I am lucky in that I work in a university that provides classrooms with Internet access and projectors and I am free to use them or not, as I choose. I personally choose to use them a lot, because that is what has proved best for my learners. I have large classes ( sometimes more than a hundred students) and by providing blended learning (f2f and wiki support my wiki) If you look at the feedback page you’ll see that my learners like them too, ut not all of the students use the online component, and not all of my colleagues work in the same way. This does not mean that some are better than others, it simply means that we are different and we learn and teach in different ways.

I’m still not sure whether I understand what Dogme really is but it seems to me to reflect the way my leanguage teaching has grown over the years. To me it means listening to my learners and helping them to develop the language they need to express themselves in the way they want and need to as well as helping them to prepare for the high stakes exams they need to take.


Speaking as a Celta trainer, though, I have to add that I have some concerns too. I can see only too often how trainees become over reliant on their lesson plans, but this is natural since learning how to plan a lesson is actually quite a complex thing. I remember one Celta trainer who said to me in an aside one day “Well it’s hardly rocket science, is it?” This may have been a throw away comment uttered in a moment of irritation, but it made me think that actually no it is not rocket science. In a way it is even more complex.


When we plan lessons we need to keep so many variables in mind, learning strategies, anticipated problems, things we assume learners have already learned, learner needs, lesson pace etc. etc. the list goes on and on, so it is no surprise then that trainees find it hard to juggle all these things (which are often new to them as well) whilst also needing to have the expertise and knowledge to be able to answer the off the cuff questions that arise in the course of any lesson, whilst, of course giving clear instructions and checking comprehension… Oh yes, and they need to listen to the learners as well!
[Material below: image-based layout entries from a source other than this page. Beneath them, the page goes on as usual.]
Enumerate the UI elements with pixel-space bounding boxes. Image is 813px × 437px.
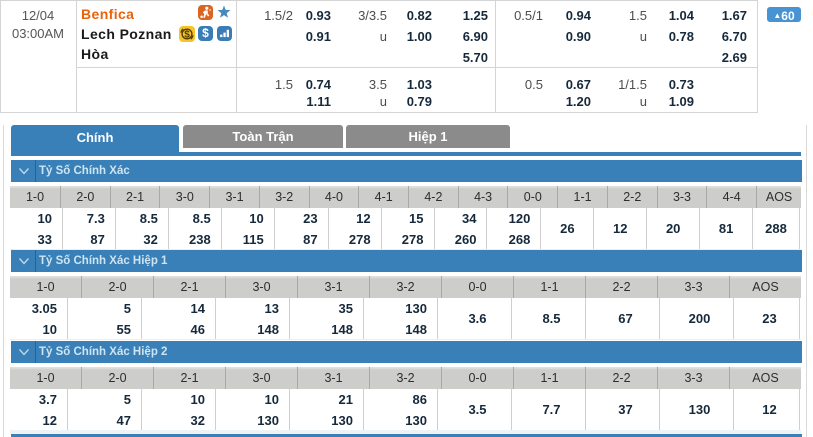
svg-text:$: $ (184, 30, 190, 41)
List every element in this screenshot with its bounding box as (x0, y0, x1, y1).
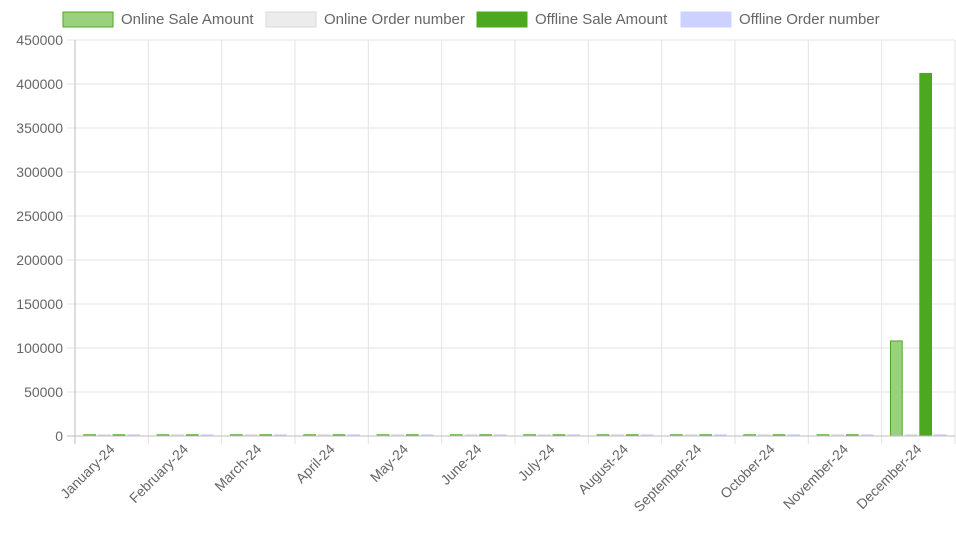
y-tick-label: 350000 (16, 120, 63, 136)
y-tick-label: 300000 (16, 164, 63, 180)
y-tick-label: 400000 (16, 76, 63, 92)
legend-swatch-offline-sale-amount (476, 11, 528, 28)
legend-swatch-offline-order-number (680, 11, 732, 28)
legend-label-online-sale-amount: Online Sale Amount (121, 11, 254, 28)
legend-item-offline-order-number[interactable]: Offline Order number (680, 11, 880, 28)
y-tick-label: 200000 (16, 252, 63, 268)
legend-item-offline-sale-amount[interactable]: Offline Sale Amount (476, 11, 668, 28)
y-axis-ticks: 0 50000 100000 150000 200000 250000 300000 3500… (16, 32, 63, 444)
y-tick-label: 50000 (24, 384, 63, 400)
x-tick-label: July-24 (515, 441, 558, 484)
grid (67, 39, 956, 444)
legend-swatch-online-sale-amount (62, 11, 114, 28)
legend-label-online-order-number: Online Order number (324, 11, 465, 28)
y-tick-label: 0 (55, 428, 63, 444)
x-tick-label: October-24 (717, 441, 778, 502)
x-axis-ticks: January-24 February-24 March-24 April-24 May… (57, 441, 925, 515)
legend-swatch-online-order-number (265, 11, 317, 28)
y-tick-label: 450000 (16, 32, 63, 48)
x-tick-label: September-24 (630, 441, 704, 515)
x-tick-label: December-24 (853, 441, 924, 512)
bar-offline-sale-amount-december-24[interactable] (919, 72, 933, 437)
x-tick-label: June-24 (437, 441, 484, 488)
axes (67, 40, 955, 444)
x-tick-label: March-24 (211, 441, 264, 494)
x-tick-label: May-24 (367, 441, 411, 485)
legend-label-offline-order-number: Offline Order number (739, 11, 880, 28)
legend-label-offline-sale-amount: Offline Sale Amount (535, 11, 668, 28)
x-tick-label: August-24 (575, 441, 632, 498)
legend-item-online-order-number[interactable]: Online Order number (265, 11, 465, 28)
legend-item-online-sale-amount[interactable]: Online Sale Amount (62, 11, 254, 28)
x-tick-label: November-24 (780, 441, 851, 512)
y-tick-label: 100000 (16, 340, 63, 356)
x-tick-label: April-24 (292, 441, 338, 487)
y-tick-label: 250000 (16, 208, 63, 224)
y-tick-label: 150000 (16, 296, 63, 312)
x-tick-label: January-24 (57, 441, 118, 502)
legend: Online Sale Amount Online Order number Off… (62, 11, 880, 28)
bar-online-sale-amount-december-24[interactable] (889, 340, 903, 437)
x-tick-label: February-24 (126, 441, 191, 506)
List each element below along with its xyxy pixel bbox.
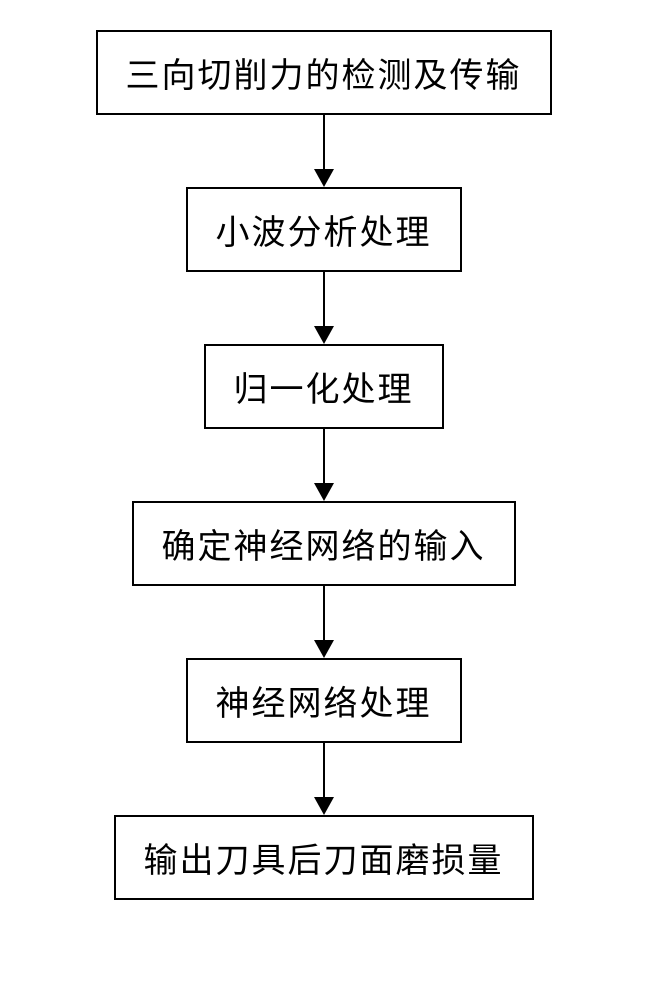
step-label: 三向切削力的检测及传输 [126, 48, 522, 97]
flowchart-step-3: 归一化处理 [204, 344, 444, 429]
flowchart-step-1: 三向切削力的检测及传输 [96, 30, 552, 115]
flowchart-step-2: 小波分析处理 [186, 187, 462, 272]
arrow-connector [314, 272, 334, 344]
flowchart-step-5: 神经网络处理 [186, 658, 462, 743]
arrow-line [323, 115, 325, 169]
arrow-connector [314, 115, 334, 187]
step-label: 输出刀具后刀面磨损量 [144, 833, 504, 882]
flowchart-step-6: 输出刀具后刀面磨损量 [114, 815, 534, 900]
arrow-head-icon [314, 326, 334, 344]
arrow-line [323, 743, 325, 797]
arrow-connector [314, 743, 334, 815]
step-label: 归一化处理 [234, 362, 414, 411]
flowchart-container: 三向切削力的检测及传输 小波分析处理 归一化处理 确定神经网络的输入 神经网络处… [96, 30, 552, 900]
arrow-head-icon [314, 483, 334, 501]
arrow-connector [314, 586, 334, 658]
flowchart-step-4: 确定神经网络的输入 [132, 501, 516, 586]
arrow-head-icon [314, 169, 334, 187]
arrow-head-icon [314, 640, 334, 658]
step-label: 神经网络处理 [216, 676, 432, 725]
arrow-line [323, 586, 325, 640]
arrow-line [323, 272, 325, 326]
arrow-connector [314, 429, 334, 501]
arrow-line [323, 429, 325, 483]
step-label: 确定神经网络的输入 [162, 519, 486, 568]
arrow-head-icon [314, 797, 334, 815]
step-label: 小波分析处理 [216, 205, 432, 254]
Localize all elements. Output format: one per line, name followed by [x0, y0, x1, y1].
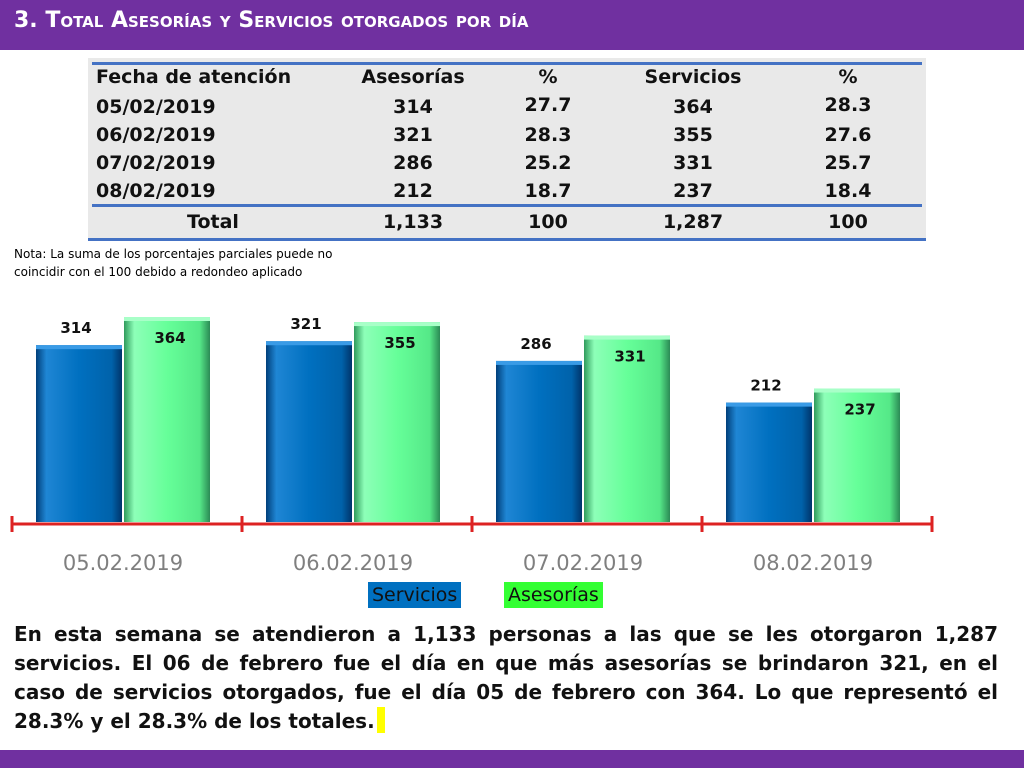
title-bar: 3. Total Asesorías y Servicios otorgados…: [0, 0, 1024, 50]
bar-cap-asesorias-4: [814, 388, 900, 393]
row3-fecha: 07/02/2019: [96, 152, 216, 174]
data-label-servicios-3: 286: [520, 335, 551, 353]
row1-asesorias: 314: [393, 96, 433, 118]
legend-asesorias: Asesorías: [504, 582, 603, 608]
legend-servicios: Servicios: [368, 582, 462, 608]
bar-cap-servicios-2: [266, 341, 352, 346]
bar-cap-asesorias-3: [584, 335, 670, 340]
data-label-servicios-1: 314: [60, 319, 91, 337]
row3-pct-asesorias: 25.2: [524, 152, 572, 174]
summary-text: En esta semana se atendieron a 1,133 per…: [14, 622, 998, 733]
table-total-rule: [92, 204, 922, 207]
header-fecha: Fecha de atención: [96, 66, 292, 88]
header-pct-servicios: %: [838, 66, 858, 88]
row3-asesorias: 286: [393, 152, 433, 174]
header-pct-asesorias: %: [538, 66, 558, 88]
bar-asesorias-4: [814, 388, 900, 522]
header-asesorias: Asesorías: [361, 66, 465, 88]
row4-servicios: 237: [673, 180, 713, 202]
row4-asesorias: 212: [393, 180, 433, 202]
row1-servicios: 364: [673, 96, 713, 118]
bar-servicios-2: [266, 341, 352, 522]
bar-asesorias-2: [354, 322, 440, 522]
text-cursor: [376, 707, 385, 733]
total-asesorias: 1,133: [382, 211, 444, 233]
slide-title: 3. Total Asesorías y Servicios otorgados…: [14, 8, 529, 33]
bar-cap-servicios-1: [36, 345, 122, 350]
data-label-asesorias-1: 364: [154, 329, 185, 347]
row4-pct-servicios: 18.4: [824, 180, 872, 202]
total-pct-servicios: 100: [828, 211, 868, 233]
data-label-asesorias-4: 237: [844, 401, 875, 419]
data-table: Fecha de atención Asesorías % Servicios …: [88, 58, 926, 241]
total-pct-asesorias: 100: [528, 211, 568, 233]
data-label-asesorias-3: 331: [614, 348, 645, 366]
table-top-rule: [92, 62, 922, 65]
row4-pct-asesorias: 18.7: [524, 180, 572, 202]
row1-fecha: 05/02/2019: [96, 96, 216, 118]
row3-servicios: 331: [673, 152, 713, 174]
category-label-3: 07.02.2019: [523, 551, 643, 575]
summary-paragraph: En esta semana se atendieron a 1,133 per…: [14, 620, 998, 736]
rounding-note: Nota: La suma de los porcentajes parcial…: [14, 247, 333, 279]
header-servicios: Servicios: [644, 66, 742, 88]
data-label-servicios-2: 321: [290, 315, 321, 333]
data-label-servicios-4: 212: [750, 377, 781, 395]
bar-servicios-4: [726, 402, 812, 522]
bar-servicios-1: [36, 345, 122, 522]
row2-servicios: 355: [673, 124, 713, 146]
bottom-bar: [0, 750, 1024, 768]
bar-chart: 314 364 05.02.2019 321 355 06.02.2019 286 331 07…: [10, 315, 934, 575]
row2-pct-asesorias: 28.3: [524, 124, 572, 146]
row2-fecha: 06/02/2019: [96, 124, 216, 146]
category-label-1: 05.02.2019: [63, 551, 183, 575]
total-servicios: 1,287: [662, 211, 724, 233]
bar-asesorias-1: [124, 317, 210, 522]
bar-cap-asesorias-1: [124, 317, 210, 322]
bar-servicios-3: [496, 360, 582, 522]
row1-pct-servicios: 28.3: [824, 94, 872, 116]
bar-cap-servicios-4: [726, 402, 812, 407]
total-label: Total: [187, 211, 239, 233]
category-label-2: 06.02.2019: [293, 551, 413, 575]
row1-pct-asesorias: 27.7: [524, 94, 572, 116]
row4-fecha: 08/02/2019: [96, 180, 216, 202]
bar-cap-asesorias-2: [354, 322, 440, 327]
bar-asesorias-3: [584, 335, 670, 522]
row3-pct-servicios: 25.7: [824, 152, 872, 174]
row2-asesorias: 321: [393, 124, 433, 146]
data-label-asesorias-2: 355: [384, 334, 415, 352]
bar-cap-servicios-3: [496, 360, 582, 365]
category-label-4: 08.02.2019: [753, 551, 873, 575]
row2-pct-servicios: 27.6: [824, 124, 872, 146]
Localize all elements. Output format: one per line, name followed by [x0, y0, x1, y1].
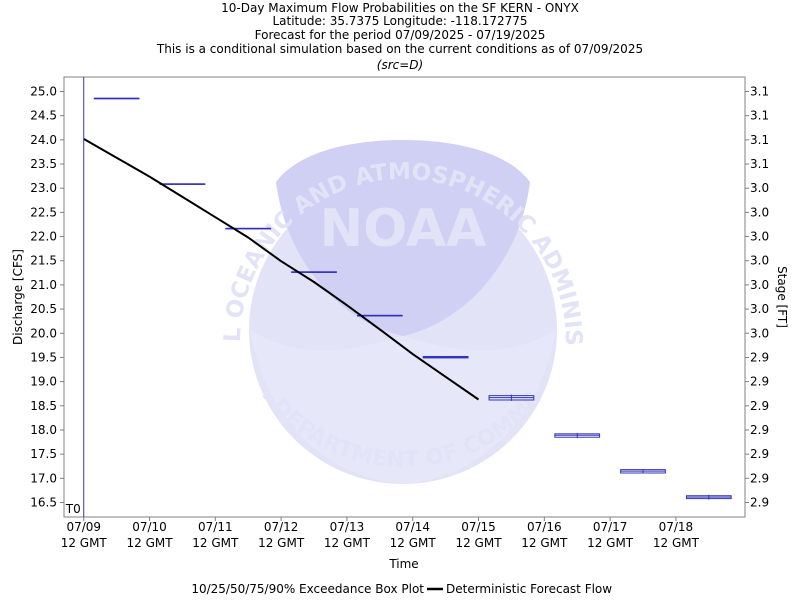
- y-tick-label: 17.5: [30, 447, 57, 461]
- legend-forecast-label: Deterministic Forecast Flow: [446, 582, 612, 596]
- exceedance-box: [159, 183, 206, 185]
- x-tick-label-date: 07/11: [198, 520, 233, 534]
- exceedance-box: [685, 494, 732, 500]
- y2-tick-label: 2.9: [750, 423, 769, 437]
- y2-tick-label: 3.1: [750, 157, 769, 171]
- y2-axis-label: Stage [FT]: [775, 266, 789, 328]
- exceedance-box: [93, 97, 140, 100]
- exceedance-boxes: [93, 97, 732, 500]
- chart-titles: 10-Day Maximum Flow Probabilities on the…: [156, 1, 643, 72]
- y-axis-label: Discharge [CFS]: [11, 249, 25, 345]
- chart-subtitle-period: Forecast for the period 07/09/2025 - 07/…: [255, 28, 546, 42]
- y-tick-label: 22.0: [30, 230, 57, 244]
- y2-tick-label: 3.0: [750, 254, 769, 268]
- x-tick-label-date: 07/15: [461, 520, 496, 534]
- x-tick-label-date: 07/16: [527, 520, 562, 534]
- y-tick-label: 23.5: [30, 157, 57, 171]
- x-tick-label-date: 07/18: [659, 520, 694, 534]
- x-tick-label-time: 12 GMT: [61, 536, 108, 550]
- y-tick-label: 17.0: [30, 471, 57, 485]
- x-tick-label-date: 07/13: [330, 520, 365, 534]
- y2-tick-label: 2.9: [750, 350, 769, 364]
- t0-label: T0: [65, 502, 81, 516]
- x-tick-label-date: 07/10: [132, 520, 167, 534]
- y-tick-label: 25.0: [30, 85, 57, 99]
- x-tick-label-time: 12 GMT: [324, 536, 371, 550]
- y-axis-ticks: 16.5 17.0 17.5 18.0 18.5 19.0 19.5 20.0 20.5 21.0…: [30, 85, 64, 509]
- y2-tick-label: 3.0: [750, 302, 769, 316]
- exceedance-box: [488, 394, 535, 401]
- chart-subtitle-location: Latitude: 35.7375 Longitude: -118.172775: [272, 14, 527, 28]
- x-axis-label: Time: [388, 557, 418, 571]
- x-tick-label-time: 12 GMT: [653, 536, 700, 550]
- exceedance-box: [422, 355, 469, 359]
- y2-tick-label: 3.1: [750, 133, 769, 147]
- y2-tick-label: 3.0: [750, 181, 769, 195]
- y2-tick-label: 3.1: [750, 109, 769, 123]
- exceedance-box: [356, 314, 403, 317]
- exceedance-box: [554, 432, 601, 439]
- t0-marker: T0: [65, 77, 85, 517]
- y2-tick-label: 2.9: [750, 399, 769, 413]
- forecast-series: [83, 138, 480, 401]
- chart-title: 10-Day Maximum Flow Probabilities on the…: [221, 1, 579, 15]
- y-tick-label: 19.5: [30, 350, 57, 364]
- x-tick-label-date: 07/12: [264, 520, 299, 534]
- y2-tick-label: 3.0: [750, 278, 769, 292]
- x-tick-label-time: 12 GMT: [126, 536, 173, 550]
- x-tick-label-time: 12 GMT: [521, 536, 568, 550]
- y-tick-label: 18.5: [30, 399, 57, 413]
- y-tick-label: 20.5: [30, 302, 57, 316]
- y-tick-label: 22.5: [30, 205, 57, 219]
- y2-tick-label: 3.0: [750, 326, 769, 340]
- x-tick-label-time: 12 GMT: [390, 536, 437, 550]
- y-tick-label: 24.0: [30, 133, 57, 147]
- deterministic-forecast-line: [83, 138, 480, 401]
- plot-area-frame: [63, 76, 746, 518]
- y2-tick-label: 2.9: [750, 495, 769, 509]
- noaa-watermark: NOAA NATIONAL OCEANIC AND ATMOSPHERIC AD…: [0, 0, 586, 484]
- exceedance-box: [620, 469, 666, 474]
- noaa-seagull-icon: [276, 140, 530, 336]
- legend: 10/25/50/75/90% Exceedance Box Plot Dete…: [191, 582, 612, 596]
- x-tick-label-time: 12 GMT: [455, 536, 502, 550]
- y-tick-label: 19.0: [30, 375, 57, 389]
- chart-subtitle-source: (src=D): [377, 58, 423, 72]
- y-tick-label: 16.5: [30, 495, 57, 509]
- x-tick-label-time: 12 GMT: [258, 536, 305, 550]
- x-tick-label-date: 07/09: [66, 520, 101, 534]
- y-tick-label: 24.5: [30, 109, 57, 123]
- noaa-logo-text: NOAA: [320, 199, 487, 259]
- y2-tick-label: 2.9: [750, 447, 769, 461]
- y2-axis-ticks: 2.9 2.9 2.9 2.9 2.9 2.9 2.9 3.0 3.0 3.0 3.0 3.0 3.0 3…: [745, 85, 769, 509]
- y2-tick-label: 3.1: [750, 85, 769, 99]
- y2-tick-label: 2.9: [750, 375, 769, 389]
- y2-tick-label: 3.0: [750, 230, 769, 244]
- x-tick-label-time: 12 GMT: [587, 536, 634, 550]
- legend-box-plot-label: 10/25/50/75/90% Exceedance Box Plot: [191, 582, 424, 596]
- y2-tick-label: 2.9: [750, 471, 769, 485]
- x-axis-ticks: 07/09 12 GMT 07/10 12 GMT 07/11 12 GMT 07/12 12…: [61, 517, 700, 550]
- y-tick-label: 21.0: [30, 278, 57, 292]
- x-tick-label-time: 12 GMT: [192, 536, 239, 550]
- chart-subtitle-conditions: This is a conditional simulation based o…: [156, 42, 643, 56]
- y-tick-label: 18.0: [30, 423, 57, 437]
- x-tick-label-date: 07/14: [395, 520, 430, 534]
- noaa-wave-icon: [250, 330, 556, 484]
- x-tick-label-date: 07/17: [593, 520, 628, 534]
- y-tick-label: 23.0: [30, 181, 57, 195]
- y-tick-label: 20.0: [30, 326, 57, 340]
- y-tick-label: 21.5: [30, 254, 57, 268]
- y2-tick-label: 3.0: [750, 205, 769, 219]
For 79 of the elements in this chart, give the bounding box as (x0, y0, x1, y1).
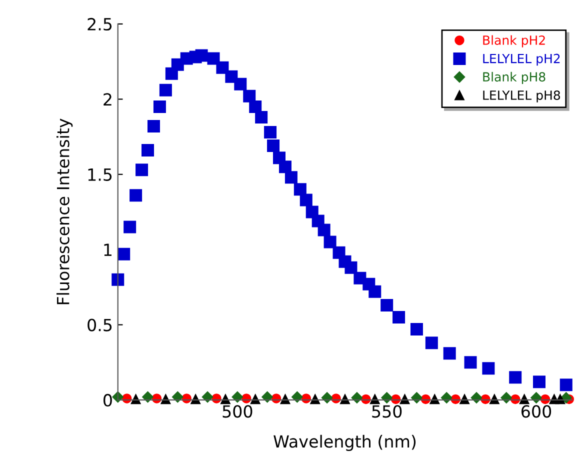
point (278, 160, 292, 174)
point (262, 391, 273, 403)
point (324, 236, 336, 248)
point (243, 90, 256, 102)
y-tick-label: 2.5 (88, 18, 112, 31)
y-tick-label: 0 (104, 394, 112, 407)
point (190, 394, 200, 404)
point (482, 362, 495, 375)
legend-label: LELYLEL pH2 (483, 54, 560, 66)
point (249, 100, 262, 113)
y-axis-title: Fluorescence Intensity (56, 118, 73, 304)
point (142, 144, 154, 157)
point (267, 140, 280, 152)
point (370, 394, 380, 404)
point (207, 52, 220, 65)
y-tick-label: 1 (104, 244, 112, 256)
x-axis-title: Wavelength (nm) (274, 434, 416, 451)
point (142, 391, 154, 403)
point (410, 323, 423, 336)
point (300, 194, 312, 206)
point (172, 391, 184, 403)
legend-label: Blank pH2 (483, 35, 545, 48)
y-tick-label: 1.5 (88, 168, 112, 181)
point (425, 336, 438, 350)
point (430, 394, 440, 404)
point (234, 78, 247, 90)
point (124, 220, 136, 234)
point (560, 378, 572, 392)
y-tick-label: 2 (104, 93, 112, 106)
point (294, 183, 306, 196)
point (310, 394, 320, 404)
point (112, 273, 124, 286)
point (318, 224, 330, 236)
point (284, 171, 298, 184)
point (216, 61, 229, 74)
point (264, 126, 277, 139)
point (250, 394, 260, 404)
point (344, 261, 358, 274)
point (195, 49, 208, 62)
point (380, 298, 394, 312)
point (220, 394, 230, 404)
point (443, 347, 456, 360)
point (470, 392, 482, 404)
point (232, 391, 244, 403)
point (400, 394, 410, 404)
point (147, 120, 160, 132)
point (368, 285, 382, 298)
legend-label: LELYLEL pH8 (483, 90, 560, 102)
point (533, 376, 546, 388)
x-tick-label: 600 (522, 405, 552, 418)
point (351, 392, 363, 404)
point (255, 110, 268, 124)
legend-label: Blank pH8 (483, 72, 546, 84)
point (490, 394, 500, 404)
point (202, 391, 214, 403)
point (118, 248, 130, 260)
y-tick-label: 0.5 (88, 318, 112, 332)
point (509, 371, 522, 384)
x-tick-label: 550 (372, 405, 402, 418)
point (153, 100, 166, 113)
point (136, 164, 148, 176)
point (464, 356, 477, 369)
point (460, 394, 470, 404)
point (392, 311, 406, 324)
point (321, 392, 333, 404)
point (159, 84, 172, 96)
point (441, 392, 452, 404)
point (130, 189, 142, 202)
point (555, 394, 566, 404)
point (130, 394, 141, 404)
point (530, 392, 542, 404)
x-tick-label: 500 (222, 405, 252, 418)
point (160, 394, 171, 404)
point (280, 394, 290, 404)
point (519, 394, 530, 404)
point (340, 394, 350, 404)
point (381, 392, 392, 404)
point (500, 392, 512, 404)
point (292, 391, 303, 403)
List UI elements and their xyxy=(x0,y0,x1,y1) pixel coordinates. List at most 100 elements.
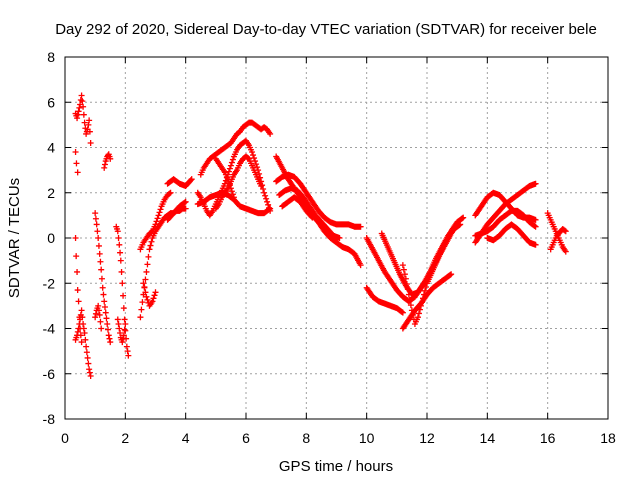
series-arc11 xyxy=(137,189,174,253)
data-point xyxy=(120,332,127,339)
data-point xyxy=(95,302,102,309)
data-point xyxy=(122,327,129,334)
data-point-fill xyxy=(97,258,104,265)
series-arc13 xyxy=(164,176,195,189)
data-point-fill xyxy=(74,328,81,335)
data-point xyxy=(336,235,343,241)
data-point xyxy=(75,108,82,115)
data-point xyxy=(86,117,93,124)
data-point-fill xyxy=(144,296,151,303)
data-point-fill xyxy=(229,191,236,198)
data-point xyxy=(74,268,81,275)
data-point-fill xyxy=(94,228,101,235)
x-tick-label: 4 xyxy=(182,430,190,446)
y-axis-label: SDTVAR / TECUs xyxy=(6,178,23,298)
data-point xyxy=(448,271,455,278)
data-point xyxy=(167,189,174,196)
data-point-fill xyxy=(106,335,113,342)
data-point xyxy=(107,339,114,346)
data-point xyxy=(532,180,539,187)
data-point xyxy=(73,253,80,260)
series-arc18 xyxy=(212,153,265,212)
data-point xyxy=(74,169,81,176)
data-point-fill xyxy=(151,292,158,299)
data-point xyxy=(78,339,85,346)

In may experience ehen trainee teachers run out of time they scrap their fluency activities, which is a reflection of what in sime way must be communicating to them: fluency is not as important as “language presentation or skills work”. The conversation focused approach advocated by Dogme then is very appealing and I for one try to communicate the importance of fluency work to my trainees, suggesting that they plan it in as a major component of the lesson, not just an added on time filler at the end of the “real exercises”.

To be able to simply go into a classroom and help learners to develop their language competence in a way which is relevant to them, and which is also scaffolded and helpful is actually quite a complex thing too. My concern is that I have often seen trainees with little experience who are bombarded by questions from motivated learners. The teacher tries to answer all e questions, sometimes efficiently and sometimes not so, and occasionally gets sidètracked into his or her own memories or concerns ” telling tthem all a little story or anecdote”. The lesson loses any real direction and the time is not being optimised for the learners’ benefit.

To be able to decidee which questions to answer and how to develop the work in such a way as to make it useful and intersting for everyone needs experience. You as a teacher need to know what type of activities are available for you an how to help your learners with the areas they are having difficulty with. So, I would say yes, then, I am all in favour of traching unplugged…if you know how to do it, and to do that first of all you need to know how.